Racial and gender diversity have made their way into national conversations throughout this year, but law remains one of the least diverse professions in the country. As of 2015, only about one-third of practicing attorneys were women, and only 12 percent identified as nonwhite.
Alan Bryan, senior associate general counsel for legal operations and outside counsel management at Wal-Mart, and Laura Rees Acosta, director of diversity and inclusion at Goodwin Procter, recently spoke in a webinar organized by Wolters Kluwer about some of the ways that both corporate legal departments and law firms can leverage analytics and technology to steer their organizations toward a more diverse talent base.
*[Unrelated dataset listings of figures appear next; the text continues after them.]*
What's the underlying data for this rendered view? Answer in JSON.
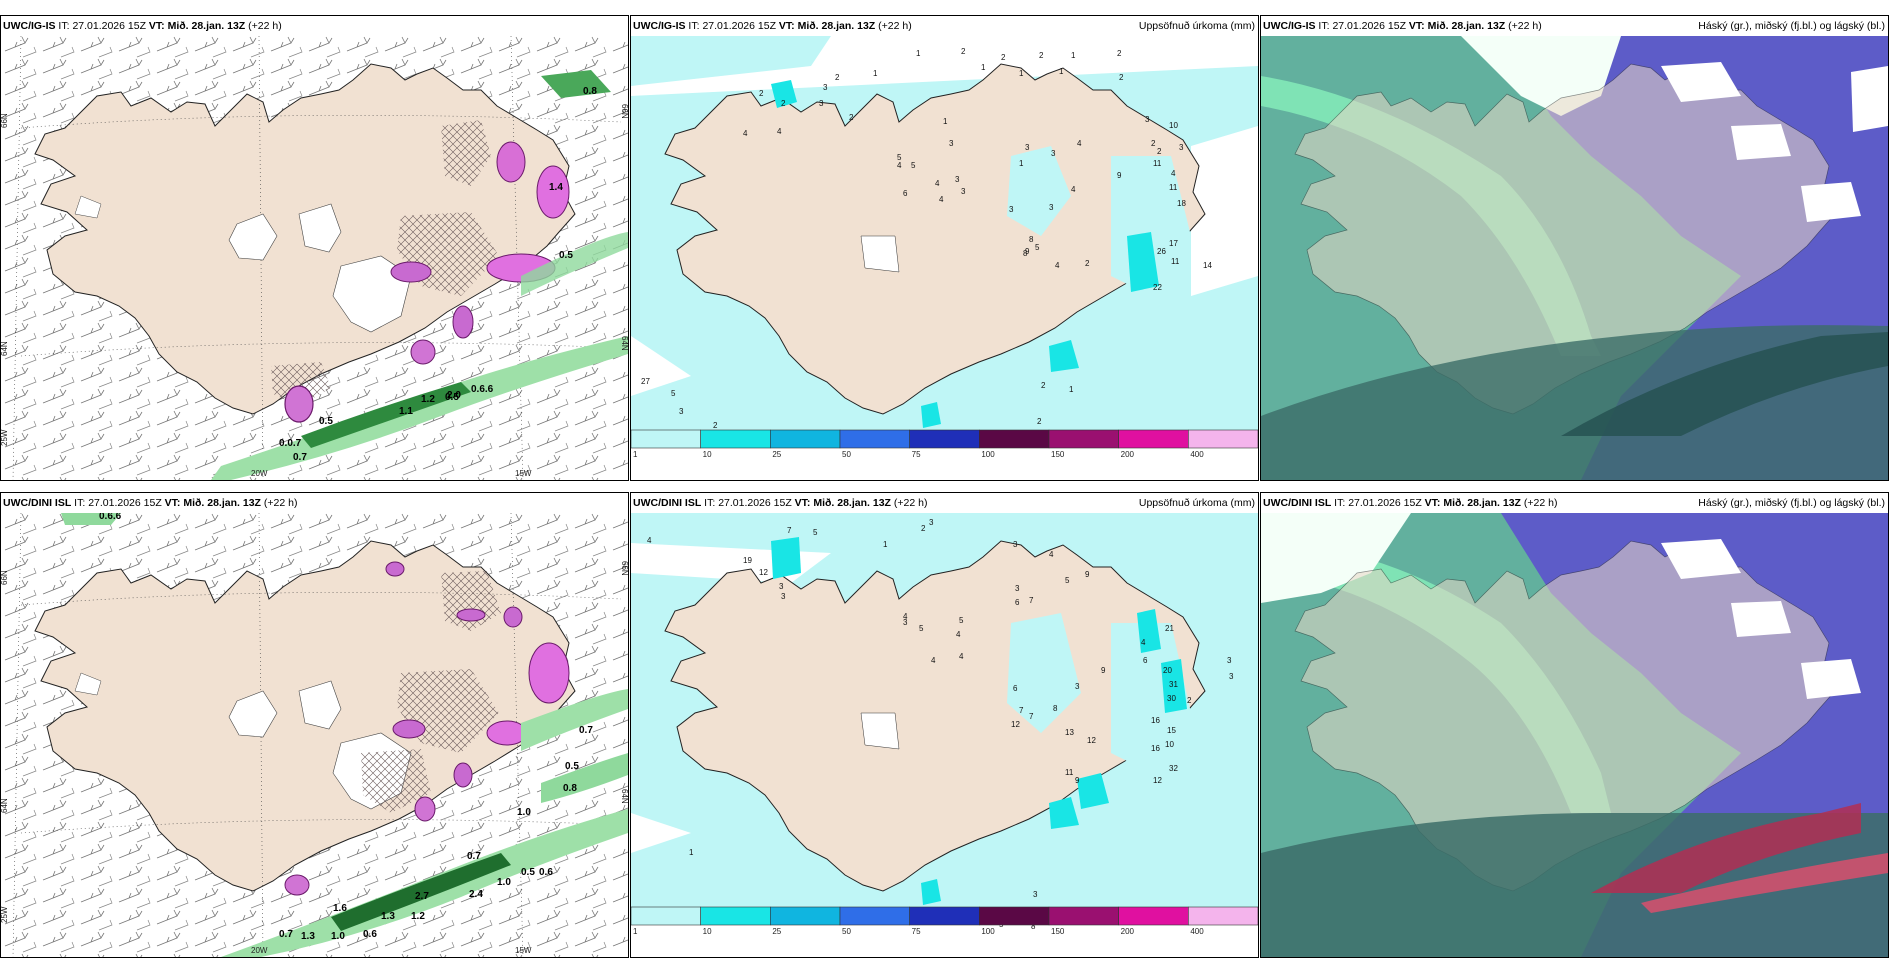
{
  "panels": [
    {
      "model": "UWC/IG-IS",
      "it_label": "IT:",
      "it": "27.01.2026 15Z",
      "vt_label": "VT:",
      "vt": "Mið. 28.jan. 13Z",
      "lead": "(+22 h)",
      "right": ""
    },
    {
      "model": "UWC/IG-IS",
      "it_label": "IT:",
      "it": "27.01.2026 15Z",
      "vt_label": "VT:",
      "vt": "Mið. 28.jan. 13Z",
      "lead": "(+22 h)",
      "right": "Uppsöfnuð úrkoma (mm)"
    },
    {
      "model": "UWC/IG-IS",
      "it_label": "IT:",
      "it": "27.01.2026 15Z",
      "vt_label": "VT:",
      "vt": "Mið. 28.jan. 13Z",
      "lead": "(+22 h)",
      "right": "Háský (gr.), miðský (fj.bl.) og lágský (bl.)"
    },
    {
      "model": "UWC/DINI ISL",
      "it_label": "IT:",
      "it": "27.01.2026 15Z",
      "vt_label": "VT:",
      "vt": "Mið. 28.jan. 13Z",
      "lead": "(+22 h)",
      "right": ""
    },
    {
      "model": "UWC/DINI ISL",
      "it_label": "IT:",
      "it": "27.01.2026 15Z",
      "vt_label": "VT:",
      "vt": "Mið. 28.jan. 13Z",
      "lead": "(+22 h)",
      "right": "Uppsöfnuð úrkoma (mm)"
    },
    {
      "model": "UWC/DINI ISL",
      "it_label": "IT:",
      "it": "27.01.2026 15Z",
      "vt_label": "VT:",
      "vt": "Mið. 28.jan. 13Z",
      "lead": "(+22 h)",
      "right": "Háský (gr.), miðský (fj.bl.) og lágský (bl.)"
    }
  ],
  "axes": {
    "lat_top": "66N",
    "lat_mid": "64N",
    "lon_left": "25W",
    "lon_mid": "20W",
    "lon_right": "15W"
  },
  "colorbar": {
    "labels": [
      "1",
      "10",
      "25",
      "50",
      "75",
      "100",
      "150",
      "200",
      "400"
    ],
    "colors": [
      "#bff6f6",
      "#19e5e5",
      "#10b5e0",
      "#2f6ee8",
      "#1f2fb8",
      "#5a0845",
      "#9a1070",
      "#e010a0",
      "#f4b4ec"
    ]
  },
  "values": {
    "wind_ig": [
      "0.8",
      "1.4",
      "0.5",
      "0.6.6",
      "1.1",
      "1.2",
      "2.0",
      "0.0.7",
      "0.7",
      "0.5",
      "0.5"
    ],
    "wind_dini": [
      "0.6.6",
      "0.7",
      "0.5",
      "0.8",
      "1.0",
      "0.7",
      "0.5",
      "0.6",
      "1.0",
      "2.4",
      "2.7",
      "1.2",
      "1.3",
      "1.6",
      "1.0",
      "0.6",
      "0.7",
      "1.3"
    ],
    "precip_ig": [
      "1",
      "2",
      "2",
      "2",
      "1",
      "2",
      "2",
      "1",
      "1",
      "1",
      "1",
      "2",
      "3",
      "3",
      "2",
      "4",
      "2",
      "2",
      "4",
      "1",
      "3",
      "3",
      "3",
      "1",
      "4",
      "3",
      "4",
      "3",
      "5",
      "3",
      "4",
      "3",
      "4",
      "4",
      "5",
      "5",
      "6",
      "8",
      "9",
      "4",
      "2",
      "8",
      "2",
      "2",
      "3",
      "11",
      "9",
      "4",
      "11",
      "18",
      "17",
      "26",
      "11",
      "22",
      "14",
      "27",
      "5",
      "3",
      "2",
      "1",
      "2",
      "11",
      "9",
      "3",
      "10",
      "2"
    ],
    "precip_dini": [
      "4",
      "7",
      "5",
      "3",
      "2",
      "1",
      "3",
      "19",
      "12",
      "3",
      "3",
      "4",
      "3",
      "5",
      "5",
      "4",
      "4",
      "4",
      "3",
      "6",
      "7",
      "5",
      "9",
      "4",
      "21",
      "20",
      "31",
      "30",
      "16",
      "15",
      "10",
      "2",
      "3",
      "3",
      "4",
      "6",
      "9",
      "3",
      "8",
      "13",
      "12",
      "16",
      "32",
      "12",
      "9",
      "11",
      "6",
      "7",
      "7",
      "12",
      "1",
      "5",
      "3",
      "8"
    ]
  }
}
Linda Hovanec, senior director of product management for Wolters Kluwer ELM Solutions and webinar moderator, kicked off the event by explaining why both law firms and corporate legal departments should be incentivized to course-correct the homogeneity of staff: diversity impacts revenue.
"From a law department perspective, not only does it play a strategic role in advancement of the corporate diversity agenda, but diverse talent within law departments and outside counsel helps protect the company, helps mitigate risk, and helps protect the bottom line," Hovanec explained, citing studies showing that increased gender and racial diversity in large companies correlates with greater earnings.
But as Hovanec, Bryan and Rees Acosta all noted, diversity isn't just something a company or law firm can create overnight. Creating sustainable diversity in an organization requires a lot of small steps and planning. The first step, Hovanec noted, is to start taking steps to assess how big a diversity problem a company has.
"You just want to define your diversity program and start capturing some data," Hovanec said.